Moreover, I wish someone would bring up the abomination that is the Library/Build system. I know it is rather en vogue to detest Maven, but Meveide makes NetBeans truly usable in my world. Moreover it makes working with a project from a command line, NB, Eclipse, or any other IDE really possible. The big problem is, you lose a lot of that “Insert highly touted NB feature here” when you use it, so most of the insanely great stuff they talk about I never even get to use. Until someone gets honest-to-higher-power sane about that whole part of the IDE, it is going to be a problem. As much as Eclipse has its own set of craziness, at least the don’t have an entirely artificial and proprietary package manager that makes it hard to work with.

The Enterprise Pack offers XML support on steroids, allowing you to refactor your XML, in addition to schema support and basic XML editing. UML support is another of important Enterprise Pack feature. And if you have a bunch of Web services and you need to make them all talk to each other, you can use NetBean’s BPEL support to orchestrate that.
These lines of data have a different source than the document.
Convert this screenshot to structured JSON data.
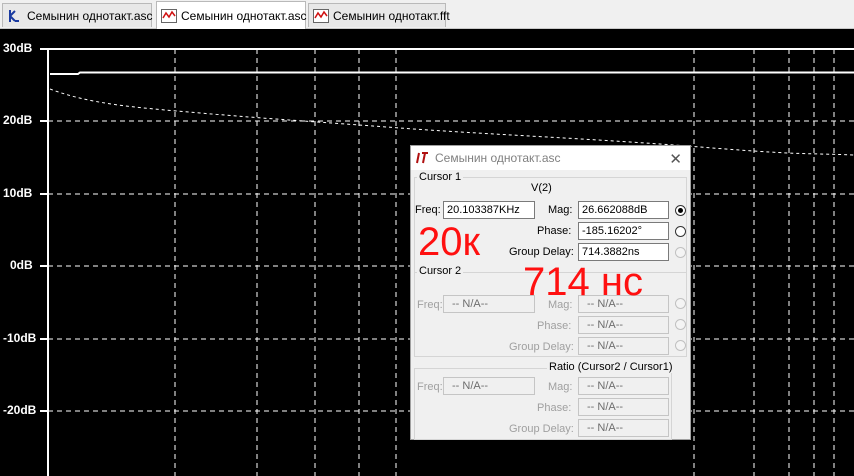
{
  "tabs": [
    {
      "label": "Семынин однотакт.asc",
      "icon": "schematic-icon"
    },
    {
      "label": "Семынин однотакт.asc",
      "icon": "waveform-icon"
    },
    {
      "label": "Семынин однотакт.fft",
      "icon": "waveform-icon"
    }
  ],
  "plot": {
    "y_labels": [
      "30dB",
      "20dB",
      "10dB",
      "0dB",
      "-10dB",
      "-20dB"
    ],
    "colors": {
      "background": "#000000",
      "grid": "#ffffff",
      "trace": "#ffffff"
    }
  },
  "dialog": {
    "title": "Семынин однотакт.asc",
    "cursor1": {
      "group_label": "Cursor 1",
      "trace_name": "V(2)",
      "freq_label": "Freq:",
      "freq_value": "20.103387KHz",
      "mag_label": "Mag:",
      "mag_value": "26.662088dB",
      "phase_label": "Phase:",
      "phase_value": "-185.16202°",
      "delay_label": "Group Delay:",
      "delay_value": "714.3882ns"
    },
    "cursor2": {
      "group_label": "Cursor 2",
      "freq_label": "Freq:",
      "freq_value": "-- N/A--",
      "mag_label": "Mag:",
      "mag_value": "-- N/A--",
      "phase_label": "Phase:",
      "phase_value": "-- N/A--",
      "delay_label": "Group Delay:",
      "delay_value": "-- N/A--"
    },
    "ratio": {
      "group_label": "Ratio (Cursor2 / Cursor1)",
      "freq_label": "Freq:",
      "freq_value": "-- N/A--",
      "mag_label": "Mag:",
      "mag_value": "-- N/A--",
      "phase_label": "Phase:",
      "phase_value": "-- N/A--",
      "delay_label": "Group Delay:",
      "delay_value": "-- N/A--"
    }
  },
  "annotations": {
    "freq_note": "20к",
    "delay_note": "714 нс",
    "color": "#ff1010"
  }
}
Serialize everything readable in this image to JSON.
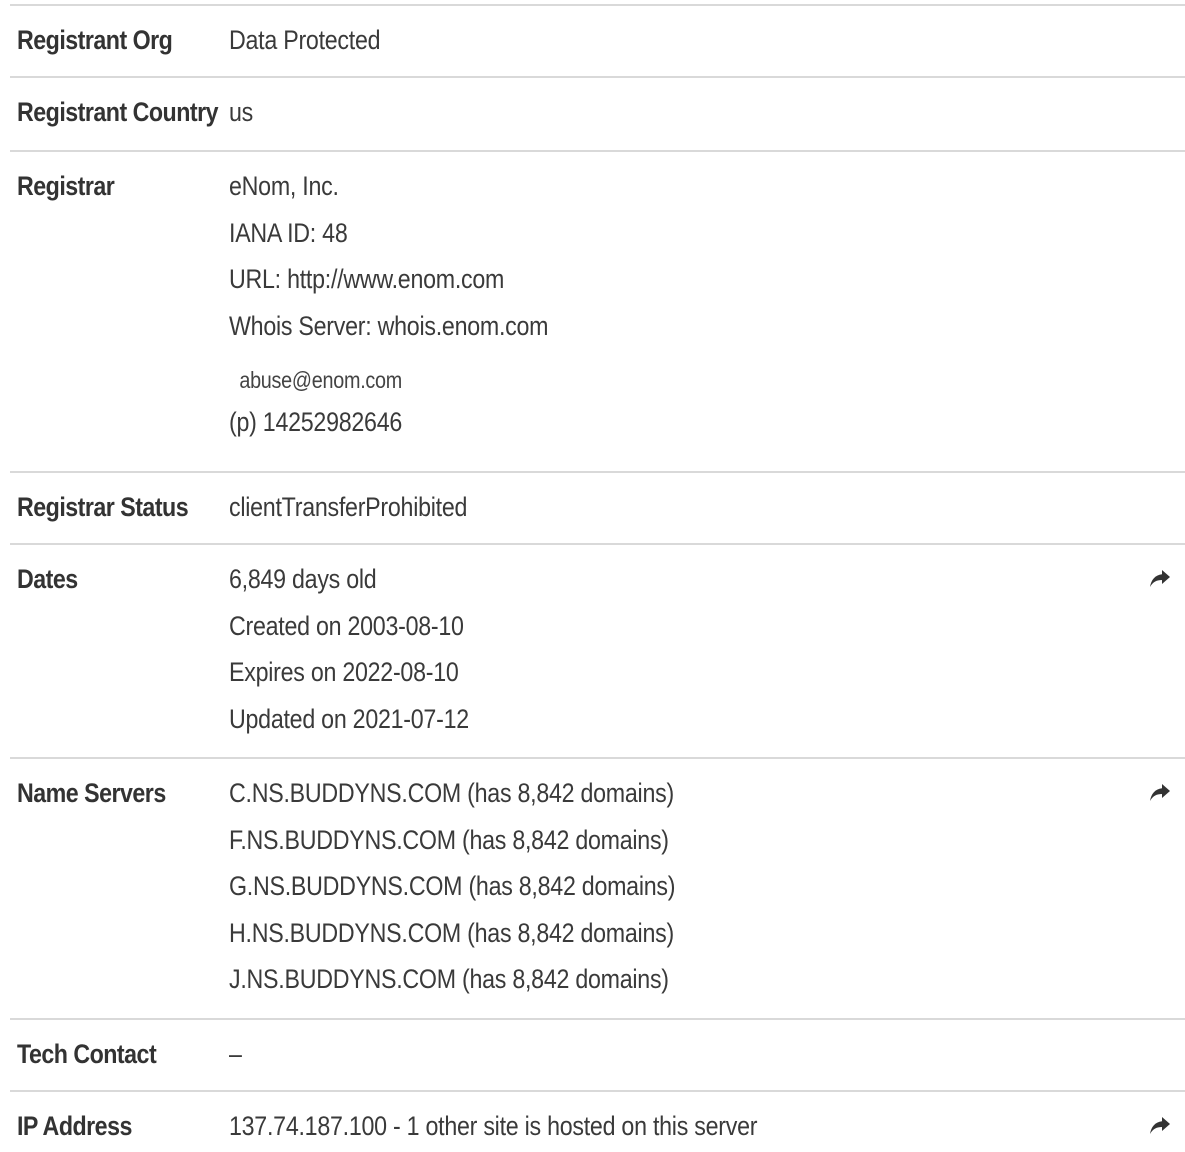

Now I have seen the much touted XML tools, and they are neat, but like many thing now rolling into NetBeans, the poor UI design makes it almost wholly unworkable for anything past the “Hello World” app. Big clunky graphical tags in the schema designer mean you either (a) don’t get to see more than a handful of the most basic schema or (b) you don’t get to read the text. The UML tool — and don’t get me wrong, aside from round-tripping not working with Mevenide (or a “project with existing Ant script” for that matter) having a tolerable, free UML tool is great — is still horrible compared to what TogetherJ was 7 years ago. Again, it isn’t features, it is UI: getters and setters can’t be masked into “properties”, the font scaling and heavy handed graphics mean you get to see none of your class diagram or none of the text. I won’t even go into why I hate BPEL, but really, it seems to me that BPEL and the editor are really there for a Business Analyst or Project Manager to be able to control business rules independent of the programmer. Having them in this particular set of tools and making “those guys” learn the basics of an IDE to use them seems a bit silly.

Now, Jackpot seems like a neat idea, and I haven’t played with it, but frankly, I am not sure I want to learn a whole new “mini language” for the advantages it offers. The JSR-199 stuff is going to make the world a better place, but that certainly isn’t going to be restricted to NetBeans.

All in all, NB really needs not another 200 big new features, but just a pass back over what is there to address the day-to-day idiocy that real programmers have to face. I mean, we are adding this whole fancy new schema editor and there is still not a simple XPath evaluator or a (good) pretty printer/formater in the XML editor. Moreover, the whole menu bar is desperately in need of a rethink. At this point it is so big on my 1280×800 MacBook display, it is overshooting the edge of the screen. There still isn’t a hotkey for things like “Encapsulate Fields” that I use all the time — WAY more than the things in the Refactor menu that DO have hotkeys. Being able to retemplate that functionality to use PropertyChangeSupport would be nice as well.

In short, lets stop adding new features and spinning like it is the greatest thing since sliced bread until the features that ARE there are much much more usable.